The analysis comprised data from 649 participants: 273 (42%) males and 376 (58%) females. Participants’ age ranged from 18 to 69 years (mean 36.29 years, SD = 13.04). One-fourth of the participants reported university education, 68% had graduated from high school, and 7% achieved only primary education. Based on self-reported height and weight that was used to compute participants’ BMI, more than half the sample (54%) reported normal weight (20 ≤ BMI < 25 kg/m2), followed by those who were overweight (BMI ≥ 25, 28%) and 5% were obese (BMI ≥ 30 kg/m2). About one third of respondents were either overweight or obese. Roughly 13% of participants were underweight (BMI < 20 kg/m2). A third (34%) of the sample lived alone, 34% lived with their family (without children) and 33% of participants lived with their family and children. Two thirds (66%) of participants did not have any children, whilst 20% of adults had one child and another 12% had two children (only 2% of participants reported having > 2 children). Most (84%) participants had a driving license, and the same proportion (84%, not exactly the same individuals) owned a vehicle. Monthly income was not reported by about a quarter (26%) of respondents. Roughly 25% of adults reported a monthly income of < 20,000 CZK (770 EUR), followed by those (29%) with income between 20,000 CZK (770 EUR)–34,000 CZK (1,308 EUR). About 17% reported an income between 35,000 CZK (1,346 EUR)–59,000 CZK (2,269 EUR), and only 2% of adults had monthly income > 60,000 CZK (2,308 EUR).

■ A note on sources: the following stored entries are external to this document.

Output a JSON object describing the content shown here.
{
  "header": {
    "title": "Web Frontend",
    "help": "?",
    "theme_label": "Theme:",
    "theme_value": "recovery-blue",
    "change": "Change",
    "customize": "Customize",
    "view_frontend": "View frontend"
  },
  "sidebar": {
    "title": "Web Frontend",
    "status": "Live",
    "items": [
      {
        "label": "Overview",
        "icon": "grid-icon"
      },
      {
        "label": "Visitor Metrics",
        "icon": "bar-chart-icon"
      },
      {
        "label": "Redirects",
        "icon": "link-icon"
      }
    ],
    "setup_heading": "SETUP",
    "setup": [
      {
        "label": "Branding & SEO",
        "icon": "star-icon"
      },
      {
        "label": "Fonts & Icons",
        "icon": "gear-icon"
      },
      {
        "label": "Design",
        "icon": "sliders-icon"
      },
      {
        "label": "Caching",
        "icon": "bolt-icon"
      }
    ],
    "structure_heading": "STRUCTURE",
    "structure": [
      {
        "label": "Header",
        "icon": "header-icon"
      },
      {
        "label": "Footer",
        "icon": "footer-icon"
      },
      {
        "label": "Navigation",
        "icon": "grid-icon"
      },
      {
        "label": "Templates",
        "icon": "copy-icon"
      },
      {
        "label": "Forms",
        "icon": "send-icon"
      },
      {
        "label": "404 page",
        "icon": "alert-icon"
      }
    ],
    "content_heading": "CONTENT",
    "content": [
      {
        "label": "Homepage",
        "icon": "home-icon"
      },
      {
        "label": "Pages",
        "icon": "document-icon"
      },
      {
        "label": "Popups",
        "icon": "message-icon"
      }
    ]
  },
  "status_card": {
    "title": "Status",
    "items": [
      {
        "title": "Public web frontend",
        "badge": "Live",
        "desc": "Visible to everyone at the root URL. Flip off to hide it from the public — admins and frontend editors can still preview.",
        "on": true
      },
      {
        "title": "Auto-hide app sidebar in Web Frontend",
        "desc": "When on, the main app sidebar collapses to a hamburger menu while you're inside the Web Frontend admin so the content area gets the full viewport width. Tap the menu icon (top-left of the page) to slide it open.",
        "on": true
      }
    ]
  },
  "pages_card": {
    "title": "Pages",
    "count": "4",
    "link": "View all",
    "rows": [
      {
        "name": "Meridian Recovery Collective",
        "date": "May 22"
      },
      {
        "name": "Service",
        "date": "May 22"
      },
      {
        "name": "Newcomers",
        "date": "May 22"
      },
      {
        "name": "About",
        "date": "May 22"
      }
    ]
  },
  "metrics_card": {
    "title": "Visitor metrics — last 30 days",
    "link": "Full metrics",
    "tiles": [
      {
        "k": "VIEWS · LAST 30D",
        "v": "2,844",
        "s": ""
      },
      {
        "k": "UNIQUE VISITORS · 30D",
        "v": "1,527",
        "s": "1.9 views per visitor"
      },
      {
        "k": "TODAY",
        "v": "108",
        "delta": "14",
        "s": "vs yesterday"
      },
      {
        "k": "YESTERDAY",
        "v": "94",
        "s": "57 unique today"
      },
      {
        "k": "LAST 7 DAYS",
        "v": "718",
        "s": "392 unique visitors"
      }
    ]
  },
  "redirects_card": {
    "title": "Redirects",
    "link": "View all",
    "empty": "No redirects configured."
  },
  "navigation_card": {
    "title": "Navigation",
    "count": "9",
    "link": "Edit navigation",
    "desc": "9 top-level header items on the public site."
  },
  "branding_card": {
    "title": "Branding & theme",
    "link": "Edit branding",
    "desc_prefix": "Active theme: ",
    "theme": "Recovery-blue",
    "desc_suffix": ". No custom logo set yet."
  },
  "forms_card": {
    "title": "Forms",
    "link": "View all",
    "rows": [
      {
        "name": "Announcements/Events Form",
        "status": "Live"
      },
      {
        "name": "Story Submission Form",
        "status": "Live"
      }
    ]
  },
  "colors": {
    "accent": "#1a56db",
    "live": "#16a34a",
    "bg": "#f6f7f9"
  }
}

3.2. PA Activity and BMI across 8 Czech Regional Towns

Employing the pedometer-recorded number of daily steps achieved, and using published guidelines [11], 4% of our sample exhibited a ‘sedentary’ lifestyle, 16% were ‘little active’, 29% ‘somewhat active’, 24% ‘sufficiently active’, and 27% ‘highly active’. On average, females accomplished 10,790 steps per day (SD = 3,944) on weekdays and 9,644 steps per day (SD = 4,579) on weekend; whilst males achieved 11,093 steps per day (SD = 4,076) on weekdays and 10,063 steps per day (SD = 4,705) on weekend.

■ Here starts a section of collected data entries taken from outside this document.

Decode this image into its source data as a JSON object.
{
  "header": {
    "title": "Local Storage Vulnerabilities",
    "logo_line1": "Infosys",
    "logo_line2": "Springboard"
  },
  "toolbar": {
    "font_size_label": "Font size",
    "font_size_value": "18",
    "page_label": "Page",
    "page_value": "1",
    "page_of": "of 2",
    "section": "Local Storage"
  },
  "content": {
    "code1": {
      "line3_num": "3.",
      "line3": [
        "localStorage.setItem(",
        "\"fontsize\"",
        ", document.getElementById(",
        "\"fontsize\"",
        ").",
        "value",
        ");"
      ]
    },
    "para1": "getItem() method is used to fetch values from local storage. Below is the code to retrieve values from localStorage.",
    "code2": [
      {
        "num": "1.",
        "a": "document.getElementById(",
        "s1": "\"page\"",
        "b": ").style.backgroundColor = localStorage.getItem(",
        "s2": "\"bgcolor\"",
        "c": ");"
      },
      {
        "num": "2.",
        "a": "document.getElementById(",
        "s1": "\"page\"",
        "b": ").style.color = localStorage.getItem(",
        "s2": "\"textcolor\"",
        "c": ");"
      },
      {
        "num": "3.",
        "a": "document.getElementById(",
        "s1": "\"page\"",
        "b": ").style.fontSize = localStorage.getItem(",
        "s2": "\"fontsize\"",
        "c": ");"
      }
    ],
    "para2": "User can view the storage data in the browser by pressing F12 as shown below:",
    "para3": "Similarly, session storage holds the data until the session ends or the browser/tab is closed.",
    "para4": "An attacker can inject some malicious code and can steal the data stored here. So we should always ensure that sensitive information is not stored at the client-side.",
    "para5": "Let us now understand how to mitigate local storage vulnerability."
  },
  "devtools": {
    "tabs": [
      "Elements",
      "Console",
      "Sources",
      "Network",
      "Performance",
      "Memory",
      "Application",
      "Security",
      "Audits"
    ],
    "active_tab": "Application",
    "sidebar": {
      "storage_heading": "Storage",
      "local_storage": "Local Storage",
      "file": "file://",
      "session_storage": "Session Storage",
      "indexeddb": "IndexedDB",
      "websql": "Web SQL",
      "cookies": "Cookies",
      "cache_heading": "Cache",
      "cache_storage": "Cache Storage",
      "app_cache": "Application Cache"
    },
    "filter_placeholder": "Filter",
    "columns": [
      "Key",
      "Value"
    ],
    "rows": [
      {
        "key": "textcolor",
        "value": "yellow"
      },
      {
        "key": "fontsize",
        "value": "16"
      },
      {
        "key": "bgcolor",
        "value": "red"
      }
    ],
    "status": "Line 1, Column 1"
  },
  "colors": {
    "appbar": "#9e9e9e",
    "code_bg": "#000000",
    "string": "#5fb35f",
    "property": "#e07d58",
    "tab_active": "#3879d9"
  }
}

3.3. Correlation between Socio-Environmental Factors and Daily Number of Steps Achieved

Correlation analysis by gender (Table 1) showed significant associations between daily step counts and a range of factors. As regards the environmental aspects, for both genders, pleasant environment was significantly positively correlated to daily step counts that were achieved. Additionally, for males, better types of residences in their neighbourhood (i.e., high prevalence of family houses rather than blocks of flats with >six storeys) were also significantly positively correlated to daily step counts. For females, less accessibility of shops and non-sport facilities (based on the walking distance in minutes) were significantly negatively correlated to the achieved daily step counts.
In connection with demographic/lifestyle factors, for females, more participation in organized PA was significantly positively correlated with the achieved daily step counts. In contrast, older age and higher BMI (for females) and smoking (for males) were significantly negatively correlated with the achieved daily step counts. Generally, the correlations were of low magnitude.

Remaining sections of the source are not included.